Not long ago, Brazil tried to do this, but the idea was quickly scrapped. The FT take is that this is a means of trying to control citizenry. And of course it’s deadly costly to companies like Google or Facebook.

I don’t see it that way (though it may very well be the main motivator). Keeping local data in local data centers can mean a lot for a country.

One of the strong points of the open source economy is that there is sovereignty preserved. It’s a selling point. Keeping data local (I.e. Shards of data) means that he data doesn’t leave the borders. It keeps it out of prying eyes of international spy agencies. It also means faster access for local citizenry – you can’t beat faster than a local DC.

What else is good with such a move? Instead of just edge nodes being run by several engineers, you get the full benefit of more jobs being created and more data centers being operated.

Yes, the costs go up for international companies. Also there’s a barrier to entry or immediate expansion into said markets.

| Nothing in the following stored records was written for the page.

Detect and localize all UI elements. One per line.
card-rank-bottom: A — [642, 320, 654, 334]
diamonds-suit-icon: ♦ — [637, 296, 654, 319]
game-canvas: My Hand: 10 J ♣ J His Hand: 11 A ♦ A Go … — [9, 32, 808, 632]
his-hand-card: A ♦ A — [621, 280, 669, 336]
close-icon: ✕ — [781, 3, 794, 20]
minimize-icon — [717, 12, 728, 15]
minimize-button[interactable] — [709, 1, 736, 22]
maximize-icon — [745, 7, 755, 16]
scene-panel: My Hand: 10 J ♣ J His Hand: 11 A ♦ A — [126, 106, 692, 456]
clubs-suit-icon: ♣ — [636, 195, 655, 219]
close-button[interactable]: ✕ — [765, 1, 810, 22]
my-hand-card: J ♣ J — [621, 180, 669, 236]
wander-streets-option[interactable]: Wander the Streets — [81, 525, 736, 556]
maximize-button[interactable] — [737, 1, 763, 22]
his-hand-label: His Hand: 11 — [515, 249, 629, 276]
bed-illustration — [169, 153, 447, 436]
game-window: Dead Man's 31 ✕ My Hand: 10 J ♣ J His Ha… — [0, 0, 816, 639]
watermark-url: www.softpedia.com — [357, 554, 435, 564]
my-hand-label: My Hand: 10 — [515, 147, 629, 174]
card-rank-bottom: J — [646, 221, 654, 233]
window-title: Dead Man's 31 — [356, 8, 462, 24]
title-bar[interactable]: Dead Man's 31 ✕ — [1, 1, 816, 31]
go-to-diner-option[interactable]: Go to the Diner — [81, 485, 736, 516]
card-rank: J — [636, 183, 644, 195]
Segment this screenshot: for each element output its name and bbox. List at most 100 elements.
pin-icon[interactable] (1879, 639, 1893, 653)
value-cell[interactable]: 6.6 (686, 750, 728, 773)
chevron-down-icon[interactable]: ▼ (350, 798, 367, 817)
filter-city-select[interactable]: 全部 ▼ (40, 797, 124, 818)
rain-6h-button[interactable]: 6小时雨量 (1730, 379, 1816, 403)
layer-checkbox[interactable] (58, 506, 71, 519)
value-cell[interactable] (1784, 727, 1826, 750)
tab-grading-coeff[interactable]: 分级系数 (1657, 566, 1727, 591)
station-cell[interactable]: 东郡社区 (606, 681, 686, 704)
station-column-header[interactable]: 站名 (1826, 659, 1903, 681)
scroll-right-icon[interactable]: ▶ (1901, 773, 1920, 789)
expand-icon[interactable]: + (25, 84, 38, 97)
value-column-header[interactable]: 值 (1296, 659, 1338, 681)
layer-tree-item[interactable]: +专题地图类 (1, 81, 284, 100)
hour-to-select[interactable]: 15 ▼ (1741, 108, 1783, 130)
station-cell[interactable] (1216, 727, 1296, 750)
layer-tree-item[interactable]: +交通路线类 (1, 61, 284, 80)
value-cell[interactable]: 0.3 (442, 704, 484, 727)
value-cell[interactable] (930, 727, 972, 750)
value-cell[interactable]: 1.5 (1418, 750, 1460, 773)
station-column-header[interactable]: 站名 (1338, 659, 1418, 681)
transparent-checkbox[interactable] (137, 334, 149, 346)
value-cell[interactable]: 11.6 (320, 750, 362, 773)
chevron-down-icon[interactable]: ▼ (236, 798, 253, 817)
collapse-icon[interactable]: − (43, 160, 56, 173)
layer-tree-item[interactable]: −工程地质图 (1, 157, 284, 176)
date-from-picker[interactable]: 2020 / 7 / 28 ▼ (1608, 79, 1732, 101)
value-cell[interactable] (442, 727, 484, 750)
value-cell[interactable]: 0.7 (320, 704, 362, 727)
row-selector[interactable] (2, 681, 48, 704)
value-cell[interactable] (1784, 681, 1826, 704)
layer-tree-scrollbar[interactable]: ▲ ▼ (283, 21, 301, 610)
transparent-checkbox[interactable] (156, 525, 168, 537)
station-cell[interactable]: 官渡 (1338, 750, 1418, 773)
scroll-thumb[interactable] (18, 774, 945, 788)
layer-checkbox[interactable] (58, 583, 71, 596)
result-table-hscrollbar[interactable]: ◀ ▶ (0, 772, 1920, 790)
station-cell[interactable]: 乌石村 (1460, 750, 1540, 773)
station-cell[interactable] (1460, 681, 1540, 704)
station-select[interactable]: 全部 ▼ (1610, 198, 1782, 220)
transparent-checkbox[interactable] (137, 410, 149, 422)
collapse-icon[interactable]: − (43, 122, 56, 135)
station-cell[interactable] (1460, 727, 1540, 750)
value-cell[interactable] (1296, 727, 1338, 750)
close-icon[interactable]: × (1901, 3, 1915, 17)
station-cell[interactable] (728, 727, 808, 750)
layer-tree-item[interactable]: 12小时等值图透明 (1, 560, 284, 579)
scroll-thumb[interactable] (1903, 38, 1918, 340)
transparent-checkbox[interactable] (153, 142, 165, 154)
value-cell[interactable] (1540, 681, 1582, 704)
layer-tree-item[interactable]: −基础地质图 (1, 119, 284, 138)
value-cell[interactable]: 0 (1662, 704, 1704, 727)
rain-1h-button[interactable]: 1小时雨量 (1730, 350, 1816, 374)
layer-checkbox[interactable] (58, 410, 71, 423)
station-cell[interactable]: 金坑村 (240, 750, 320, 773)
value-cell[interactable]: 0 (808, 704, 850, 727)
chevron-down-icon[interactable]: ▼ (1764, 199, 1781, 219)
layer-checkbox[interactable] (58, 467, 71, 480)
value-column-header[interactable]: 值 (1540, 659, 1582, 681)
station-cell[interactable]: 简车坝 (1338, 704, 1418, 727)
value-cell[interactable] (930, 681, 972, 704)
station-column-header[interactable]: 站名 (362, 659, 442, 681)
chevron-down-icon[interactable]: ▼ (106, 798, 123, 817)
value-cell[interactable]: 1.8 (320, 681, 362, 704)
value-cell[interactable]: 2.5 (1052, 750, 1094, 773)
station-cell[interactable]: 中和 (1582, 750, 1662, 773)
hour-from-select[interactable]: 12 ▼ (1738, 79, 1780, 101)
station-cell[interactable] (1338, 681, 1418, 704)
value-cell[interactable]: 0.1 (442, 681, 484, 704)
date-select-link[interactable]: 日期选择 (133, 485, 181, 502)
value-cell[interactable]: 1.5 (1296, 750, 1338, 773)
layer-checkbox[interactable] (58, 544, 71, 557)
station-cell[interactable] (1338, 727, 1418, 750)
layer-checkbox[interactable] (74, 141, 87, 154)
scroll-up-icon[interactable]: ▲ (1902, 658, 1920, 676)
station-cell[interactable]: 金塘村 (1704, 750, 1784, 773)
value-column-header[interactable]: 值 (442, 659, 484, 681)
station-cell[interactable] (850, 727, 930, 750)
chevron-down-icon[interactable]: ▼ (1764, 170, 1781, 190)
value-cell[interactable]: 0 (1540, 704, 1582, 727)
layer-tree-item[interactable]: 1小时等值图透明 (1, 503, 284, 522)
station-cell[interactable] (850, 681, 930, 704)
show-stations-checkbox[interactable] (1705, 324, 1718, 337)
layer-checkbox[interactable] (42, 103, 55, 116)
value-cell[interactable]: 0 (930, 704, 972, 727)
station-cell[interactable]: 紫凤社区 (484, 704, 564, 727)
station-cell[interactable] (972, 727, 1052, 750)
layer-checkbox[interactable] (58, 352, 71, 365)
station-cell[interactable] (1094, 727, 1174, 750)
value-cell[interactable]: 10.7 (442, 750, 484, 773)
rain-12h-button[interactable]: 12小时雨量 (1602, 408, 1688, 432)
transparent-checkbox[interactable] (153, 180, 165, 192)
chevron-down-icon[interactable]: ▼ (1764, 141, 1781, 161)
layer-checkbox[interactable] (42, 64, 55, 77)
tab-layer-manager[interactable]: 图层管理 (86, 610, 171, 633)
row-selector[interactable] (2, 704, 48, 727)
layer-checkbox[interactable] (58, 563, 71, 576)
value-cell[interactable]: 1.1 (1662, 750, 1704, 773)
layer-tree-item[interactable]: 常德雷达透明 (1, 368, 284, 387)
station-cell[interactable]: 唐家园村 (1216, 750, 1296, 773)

Middlemen who partner with these foreign companies will definitely likely reap some rewards – think of the franchise model (recent examples have KakaoTalk in Korea, with local partnerships say in Malaysia).

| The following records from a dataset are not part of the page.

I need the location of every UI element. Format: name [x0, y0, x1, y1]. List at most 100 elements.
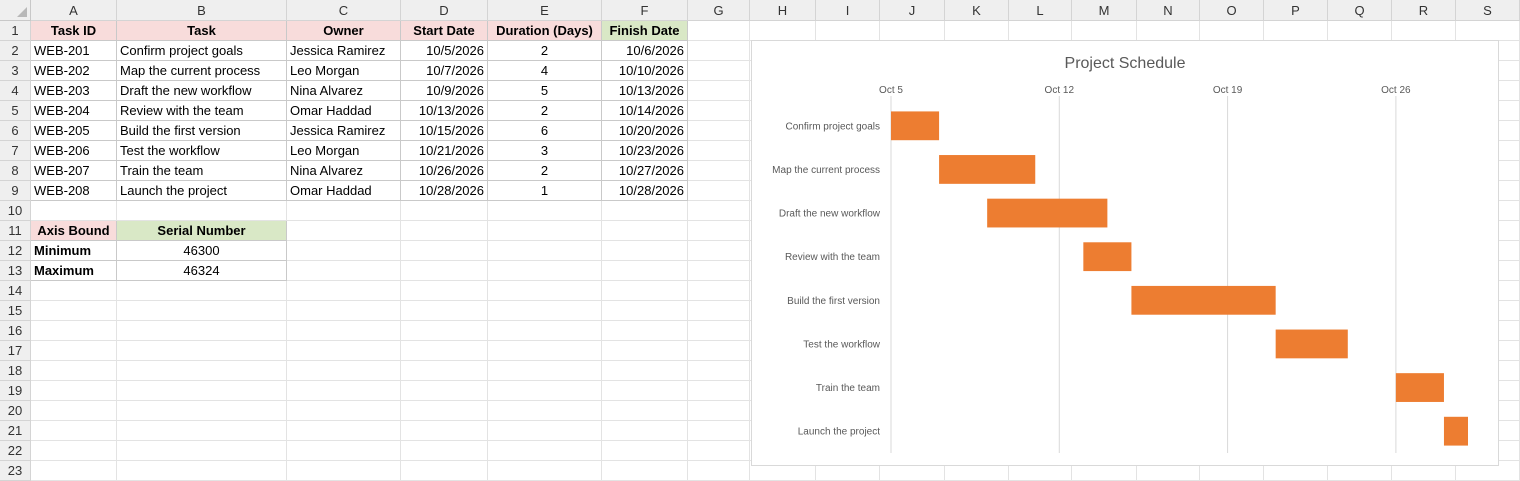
- column-header-s[interactable]: S: [1456, 0, 1520, 21]
- task-name-cell[interactable]: Test the workflow: [117, 141, 287, 161]
- column-header-l[interactable]: L: [1009, 0, 1072, 21]
- finish-date-cell[interactable]: 10/28/2026: [602, 181, 688, 201]
- finish-date-cell[interactable]: 10/23/2026: [602, 141, 688, 161]
- row-header-15[interactable]: 15: [0, 301, 31, 321]
- row-header-2[interactable]: 2: [0, 41, 31, 61]
- row-header-11[interactable]: 11: [0, 221, 31, 241]
- finish-date-cell[interactable]: 10/10/2026: [602, 61, 688, 81]
- task-id-cell[interactable]: WEB-207: [31, 161, 117, 181]
- finish-date-cell[interactable]: 10/14/2026: [602, 101, 688, 121]
- finish-date-cell[interactable]: 10/13/2026: [602, 81, 688, 101]
- serial-number-header[interactable]: Serial Number: [117, 221, 287, 241]
- start-date-cell[interactable]: 10/15/2026: [401, 121, 488, 141]
- start-date-header[interactable]: Start Date: [401, 21, 488, 41]
- serial-number-cell[interactable]: 46300: [117, 241, 287, 261]
- owner-cell[interactable]: Jessica Ramirez: [287, 121, 401, 141]
- column-header-r[interactable]: R: [1392, 0, 1456, 21]
- task-name-cell[interactable]: Map the current process: [117, 61, 287, 81]
- column-header-a[interactable]: A: [31, 0, 117, 21]
- duration-cell[interactable]: 2: [488, 101, 602, 121]
- owner-cell[interactable]: Leo Morgan: [287, 61, 401, 81]
- row-header-13[interactable]: 13: [0, 261, 31, 281]
- task-name-cell[interactable]: Confirm project goals: [117, 41, 287, 61]
- owner-header[interactable]: Owner: [287, 21, 401, 41]
- column-header-h[interactable]: H: [750, 0, 816, 21]
- column-header-m[interactable]: M: [1072, 0, 1137, 21]
- start-date-cell[interactable]: 10/26/2026: [401, 161, 488, 181]
- row-header-10[interactable]: 10: [0, 201, 31, 221]
- owner-cell[interactable]: Nina Alvarez: [287, 81, 401, 101]
- start-date-cell[interactable]: 10/13/2026: [401, 101, 488, 121]
- duration-cell[interactable]: 1: [488, 181, 602, 201]
- task-name-cell[interactable]: Build the first version: [117, 121, 287, 141]
- task-id-cell[interactable]: WEB-201: [31, 41, 117, 61]
- select-all-corner[interactable]: [0, 0, 31, 21]
- duration-cell[interactable]: 2: [488, 41, 602, 61]
- column-header-q[interactable]: Q: [1328, 0, 1392, 21]
- column-header-j[interactable]: J: [880, 0, 945, 21]
- column-header-p[interactable]: P: [1264, 0, 1328, 21]
- row-header-16[interactable]: 16: [0, 321, 31, 341]
- owner-cell[interactable]: Jessica Ramirez: [287, 41, 401, 61]
- owner-cell[interactable]: Omar Haddad: [287, 101, 401, 121]
- row-header-14[interactable]: 14: [0, 281, 31, 301]
- task-id-cell[interactable]: WEB-202: [31, 61, 117, 81]
- row-header-1[interactable]: 1: [0, 21, 31, 41]
- row-header-9[interactable]: 9: [0, 181, 31, 201]
- column-header-n[interactable]: N: [1137, 0, 1200, 21]
- row-header-21[interactable]: 21: [0, 421, 31, 441]
- start-date-cell[interactable]: 10/7/2026: [401, 61, 488, 81]
- row-header-7[interactable]: 7: [0, 141, 31, 161]
- finish-date-cell[interactable]: 10/6/2026: [602, 41, 688, 61]
- column-header-i[interactable]: I: [816, 0, 880, 21]
- row-header-4[interactable]: 4: [0, 81, 31, 101]
- task-id-cell[interactable]: WEB-203: [31, 81, 117, 101]
- column-header-e[interactable]: E: [488, 0, 602, 21]
- start-date-cell[interactable]: 10/9/2026: [401, 81, 488, 101]
- task-id-header[interactable]: Task ID: [31, 21, 117, 41]
- row-header-23[interactable]: 23: [0, 461, 31, 481]
- start-date-cell[interactable]: 10/5/2026: [401, 41, 488, 61]
- column-header-g[interactable]: G: [688, 0, 750, 21]
- row-header-17[interactable]: 17: [0, 341, 31, 361]
- row-header-20[interactable]: 20: [0, 401, 31, 421]
- task-id-cell[interactable]: WEB-206: [31, 141, 117, 161]
- duration-cell[interactable]: 5: [488, 81, 602, 101]
- finish-date-cell[interactable]: 10/27/2026: [602, 161, 688, 181]
- owner-cell[interactable]: Nina Alvarez: [287, 161, 401, 181]
- gantt-chart[interactable]: Project Schedule Oct 5 Oct 12 Oct 19 Oct 26 C…: [751, 40, 1499, 466]
- axis-bound-label-cell[interactable]: Minimum: [31, 241, 117, 261]
- spreadsheet[interactable]: ABCDEFGHIJKLMNOPQRS 1 2 3 4 5 6 7 8 9 10 11 12 13 14 1…: [0, 0, 1520, 481]
- column-header-d[interactable]: D: [401, 0, 488, 21]
- serial-number-cell[interactable]: 46324: [117, 261, 287, 281]
- axis-bound-label-cell[interactable]: Maximum: [31, 261, 117, 281]
- duration-cell[interactable]: 4: [488, 61, 602, 81]
- column-header-o[interactable]: O: [1200, 0, 1264, 21]
- task-name-cell[interactable]: Train the team: [117, 161, 287, 181]
- row-header-5[interactable]: 5: [0, 101, 31, 121]
- owner-cell[interactable]: Omar Haddad: [287, 181, 401, 201]
- task-name-cell[interactable]: Review with the team: [117, 101, 287, 121]
- start-date-cell[interactable]: 10/21/2026: [401, 141, 488, 161]
- owner-cell[interactable]: Leo Morgan: [287, 141, 401, 161]
- row-header-6[interactable]: 6: [0, 121, 31, 141]
- row-header-22[interactable]: 22: [0, 441, 31, 461]
- row-header-18[interactable]: 18: [0, 361, 31, 381]
- finish-date-cell[interactable]: 10/20/2026: [602, 121, 688, 141]
- column-header-k[interactable]: K: [945, 0, 1009, 21]
- row-header-19[interactable]: 19: [0, 381, 31, 401]
- task-name-cell[interactable]: Launch the project: [117, 181, 287, 201]
- finish-date-header[interactable]: Finish Date: [602, 21, 688, 41]
- task-header[interactable]: Task: [117, 21, 287, 41]
- start-date-cell[interactable]: 10/28/2026: [401, 181, 488, 201]
- column-header-f[interactable]: F: [602, 0, 688, 21]
- axis-bound-header[interactable]: Axis Bound: [31, 221, 117, 241]
- duration-header[interactable]: Duration (Days): [488, 21, 602, 41]
- row-header-3[interactable]: 3: [0, 61, 31, 81]
- column-header-b[interactable]: B: [117, 0, 287, 21]
- duration-cell[interactable]: 3: [488, 141, 602, 161]
- column-header-c[interactable]: C: [287, 0, 401, 21]
- duration-cell[interactable]: 6: [488, 121, 602, 141]
- task-id-cell[interactable]: WEB-204: [31, 101, 117, 121]
- task-id-cell[interactable]: WEB-208: [31, 181, 117, 201]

But it may also prove to spur local entrepreneurship. You create local clones of services, and maybe one day there is an exit to the international company (think group buying clones and Groupon). Or like in China you create new classes of millionaires and billionaires (by censoring and blocking foreign websites).

Today with the cloud as a back end, people in Korea ask why their data is stored in Tokyo or Singapore points of presence (taking the Amazon example). Why do Malaysians have to only benefit from edge locations and a small employee base and data centre usage, with all major data stored in Singapore?

Friendly (efficient) nations thus lose monopolies on being regional hubs. Who suffers? The shareholders of these international firms (increased cost of doing business – policy wonks, more operations, etc.). But when you’re a large market like Brazil, Russia, or China, shareholders will demand that you not only enter, but conquer those markets – valuation is added for growth potential.

Overall I’m not entirely sure this proposal is a bad idea from a local economic standpoint.